The Deadpool & Wolverine star and the It Ends With Us actress share kids James, Inez, Betty and Olin
Ryan Reynolds and Blake Lively’s four children, nine-year-old James, eight-year-old Inez, five-year-old Betty, and one-year-old Olin, seem to be picking up on their parents’ personalities.
The Canadian-American star, 47, took to his Instagram Stories recently to share an account of a recent conversation with two of his kids, and it got hilariously spicy. At least, in his mind.
He shared, alongside a still of himself from a previous film looking battered and bruised, that two of his children asked to go to a pumpkin patch, and things just escalated from there.
“Of course I wanna take you and your sister to the pumpkin patch,” he recounted. “No, my love, I never said the pumpkin patch is where joy goes to die because that would be — sorry, what now?”
At this point, other characters were introduced, somehow all named Brandon. “You want to bring little Brandon from school? The one who can’t modulate the volume of his voice? Or the other Brandon who always has a communicable disease and once wiped his nose on your hair?”

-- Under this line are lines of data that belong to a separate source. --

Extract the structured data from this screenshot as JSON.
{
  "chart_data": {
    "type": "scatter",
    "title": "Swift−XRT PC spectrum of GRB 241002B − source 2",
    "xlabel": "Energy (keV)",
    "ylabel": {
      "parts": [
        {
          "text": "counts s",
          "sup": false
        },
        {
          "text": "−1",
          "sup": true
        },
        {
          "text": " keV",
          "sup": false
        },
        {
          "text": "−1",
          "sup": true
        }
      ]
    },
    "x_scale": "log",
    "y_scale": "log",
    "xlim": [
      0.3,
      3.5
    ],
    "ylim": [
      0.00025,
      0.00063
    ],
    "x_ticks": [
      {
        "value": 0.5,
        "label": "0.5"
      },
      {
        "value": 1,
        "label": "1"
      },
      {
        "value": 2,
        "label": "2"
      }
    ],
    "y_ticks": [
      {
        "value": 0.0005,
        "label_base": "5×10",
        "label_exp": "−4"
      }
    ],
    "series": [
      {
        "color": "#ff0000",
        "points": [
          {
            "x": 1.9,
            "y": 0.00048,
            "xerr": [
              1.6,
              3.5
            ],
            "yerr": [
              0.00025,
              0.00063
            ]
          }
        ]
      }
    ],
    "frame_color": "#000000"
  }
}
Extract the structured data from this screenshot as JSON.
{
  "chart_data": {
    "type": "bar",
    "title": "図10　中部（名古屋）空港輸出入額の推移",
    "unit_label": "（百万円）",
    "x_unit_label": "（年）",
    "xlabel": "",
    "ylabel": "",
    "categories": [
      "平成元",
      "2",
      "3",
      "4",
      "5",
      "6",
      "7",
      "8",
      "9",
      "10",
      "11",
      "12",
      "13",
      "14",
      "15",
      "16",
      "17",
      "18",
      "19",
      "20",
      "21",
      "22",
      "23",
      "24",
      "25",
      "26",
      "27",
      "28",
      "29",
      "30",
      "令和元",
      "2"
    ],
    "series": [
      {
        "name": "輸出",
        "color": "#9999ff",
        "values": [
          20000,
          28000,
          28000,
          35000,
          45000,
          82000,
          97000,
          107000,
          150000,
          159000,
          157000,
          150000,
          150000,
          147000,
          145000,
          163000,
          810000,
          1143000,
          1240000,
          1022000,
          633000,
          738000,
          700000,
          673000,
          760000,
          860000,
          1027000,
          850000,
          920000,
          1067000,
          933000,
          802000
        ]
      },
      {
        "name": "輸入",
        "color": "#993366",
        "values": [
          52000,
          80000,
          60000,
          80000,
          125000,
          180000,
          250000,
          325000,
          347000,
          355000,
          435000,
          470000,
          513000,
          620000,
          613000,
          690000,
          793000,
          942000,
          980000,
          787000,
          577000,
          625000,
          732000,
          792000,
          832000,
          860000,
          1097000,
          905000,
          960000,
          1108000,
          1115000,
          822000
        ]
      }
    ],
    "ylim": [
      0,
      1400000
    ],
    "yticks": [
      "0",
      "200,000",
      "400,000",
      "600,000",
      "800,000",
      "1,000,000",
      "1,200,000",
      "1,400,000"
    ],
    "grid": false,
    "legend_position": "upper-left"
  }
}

Once again, things took a further comedic turn when a third Brandon was introduced. “All three!? There’s a THIRD Brandon? Halle-[expletive]-BOOYA! And they said it couldn’t be done!”
He kicked things into parenting mode once again and continued: “I’m gonna see if another parent can join in case, I need to head home and feed the cat — and yes I’m aware and I will GET a [expletive] cat,” he quipped.
Ryan finally concluded the anecdote with: “Please velcro your shoes and hop in the car.” While it’s unclear which of his children this came from, it’s most likely two of his three oldest girls.
Last month, during a panel at HubSpot’s INBOUND tech conference in Boston, the Deadpool & Wolverine star spoke candidly about how parenting styles had shifted between generations, comparing the way he was raised by his late father James Reynolds to his own parenting methods.
“I took a workshop on conflict resolution, and that changed my entire life,” he shared onstage. “I just didn’t know how to process things that I felt.”
“Because I [had a] scarcity mindset when I was younger. I didn’t know how to unfold that thing in your brain that conditions you just always to win or be right.” He added that while that was a mindset he lived with, “scarcity” is never something his and Blake’s children have to deal with.
“I have 4 kids and so far, none of them seem to have that [scarcity mindset], partly because they were born on ‘Easy Street,'” he jokingly added.
He continued about conflict resolution: “Something I love about [conflict resolution], and I know this is not very fancy, but what I love about it is that you can meet somebody where they are, and you don’t have to be right or wrong. You can disagree and still connect.”
“Parents today are so different. We’re so soft. I don’t yell. I grew up with like — it was nuts, it was an improvised militia.”